The wreaths were only made in two sizes this year — either roughly 12 or 24 inches in diameter — because the really large ones didn't sell well last year. They hadn't been priced as of press time, but most should be under $50, Barbo estimated.

Cole said she heard that at last year's sale, the wreath line started forming even before the doors opened, so when the sale started, "all the wreath people flew in and bought the wreaths out." This year, she said, they will have an espresso cart to serve the folks waiting on the early-morning line.

Permanent site eyed

Both Milbourn and Cole noted that the organization hopes to make the plant sale not just an annual event, but also a substantial fundraiser.

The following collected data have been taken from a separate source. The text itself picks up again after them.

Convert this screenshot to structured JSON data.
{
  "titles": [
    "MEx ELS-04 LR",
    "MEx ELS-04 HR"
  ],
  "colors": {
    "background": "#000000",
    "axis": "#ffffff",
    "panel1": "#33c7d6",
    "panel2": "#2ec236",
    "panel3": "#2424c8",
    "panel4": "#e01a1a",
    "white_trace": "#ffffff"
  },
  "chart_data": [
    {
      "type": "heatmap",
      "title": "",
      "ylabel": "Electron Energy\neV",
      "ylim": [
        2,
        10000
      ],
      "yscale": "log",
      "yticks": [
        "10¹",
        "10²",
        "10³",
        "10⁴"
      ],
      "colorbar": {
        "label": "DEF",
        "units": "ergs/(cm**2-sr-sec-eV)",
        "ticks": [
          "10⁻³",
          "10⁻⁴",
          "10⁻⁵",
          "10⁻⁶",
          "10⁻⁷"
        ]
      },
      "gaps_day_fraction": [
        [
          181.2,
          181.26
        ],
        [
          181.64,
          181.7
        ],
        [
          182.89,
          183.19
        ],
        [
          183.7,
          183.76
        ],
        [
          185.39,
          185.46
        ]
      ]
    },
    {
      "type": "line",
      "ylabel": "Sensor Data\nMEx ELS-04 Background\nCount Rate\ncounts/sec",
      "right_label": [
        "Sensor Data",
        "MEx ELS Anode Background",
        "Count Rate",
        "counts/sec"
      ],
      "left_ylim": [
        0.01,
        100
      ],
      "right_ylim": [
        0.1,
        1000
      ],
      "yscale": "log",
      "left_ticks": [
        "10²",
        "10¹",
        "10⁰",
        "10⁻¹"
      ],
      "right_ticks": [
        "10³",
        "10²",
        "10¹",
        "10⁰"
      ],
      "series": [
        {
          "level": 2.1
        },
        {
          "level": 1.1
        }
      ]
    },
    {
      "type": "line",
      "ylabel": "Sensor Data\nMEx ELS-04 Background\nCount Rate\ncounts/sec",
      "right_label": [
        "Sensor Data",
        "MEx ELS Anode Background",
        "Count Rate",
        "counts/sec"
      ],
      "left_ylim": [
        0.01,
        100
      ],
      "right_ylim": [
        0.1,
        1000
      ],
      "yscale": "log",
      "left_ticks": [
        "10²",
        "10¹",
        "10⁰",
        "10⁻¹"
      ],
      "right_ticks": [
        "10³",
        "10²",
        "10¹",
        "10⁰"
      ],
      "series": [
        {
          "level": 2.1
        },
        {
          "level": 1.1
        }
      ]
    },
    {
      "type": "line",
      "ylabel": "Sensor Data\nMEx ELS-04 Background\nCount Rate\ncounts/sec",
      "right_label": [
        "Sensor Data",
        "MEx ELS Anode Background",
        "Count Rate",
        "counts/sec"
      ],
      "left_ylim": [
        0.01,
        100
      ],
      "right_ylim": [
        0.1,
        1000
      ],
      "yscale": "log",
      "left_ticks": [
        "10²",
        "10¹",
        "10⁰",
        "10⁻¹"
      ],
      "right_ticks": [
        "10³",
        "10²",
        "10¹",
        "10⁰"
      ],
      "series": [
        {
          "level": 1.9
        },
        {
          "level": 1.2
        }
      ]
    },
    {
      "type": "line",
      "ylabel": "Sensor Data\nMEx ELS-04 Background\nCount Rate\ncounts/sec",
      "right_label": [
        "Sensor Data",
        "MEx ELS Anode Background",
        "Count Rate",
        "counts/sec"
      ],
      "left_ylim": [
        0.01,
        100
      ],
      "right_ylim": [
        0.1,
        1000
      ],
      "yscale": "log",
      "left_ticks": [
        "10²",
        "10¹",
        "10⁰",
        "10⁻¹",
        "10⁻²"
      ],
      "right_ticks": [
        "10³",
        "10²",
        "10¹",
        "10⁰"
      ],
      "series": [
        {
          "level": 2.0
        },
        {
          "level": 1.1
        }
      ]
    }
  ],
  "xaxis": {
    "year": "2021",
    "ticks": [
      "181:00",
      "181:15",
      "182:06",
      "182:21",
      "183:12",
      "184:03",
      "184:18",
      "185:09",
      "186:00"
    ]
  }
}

"The Botanical Garden is positioning itself to launch a capital campaign within a year," Cole said, "so that we can raise the money to build a permanent site on Museum Hill." This year's plant sale will help them get ready to launch the capital campaign, she said, with all the funds raised by future fall sales dedicated to establishing and maintaining that site.

The organization's two existing locations — the Lenora Curtin Wetland Preserve and Ortiz Mountains Educational Preserve — are nature preserves, not the kind of demonstration garden most people expect from botanical societies, Milbourn said. But the Museum Hill project now under way will change all that. "The priority for that garden is to be beautiful and to really showcase plants that thrive in our conditions."

Drawings of the master plan for the Museum Hill garden have been completed, Milbourn added, and will available at the plant sale so people can take a look at them. The more detailed and plant-specific design work should be completed later this year, she said, with major fundraising following in 2009.

She expects the first physical work on the new botanical garden to start in 2010.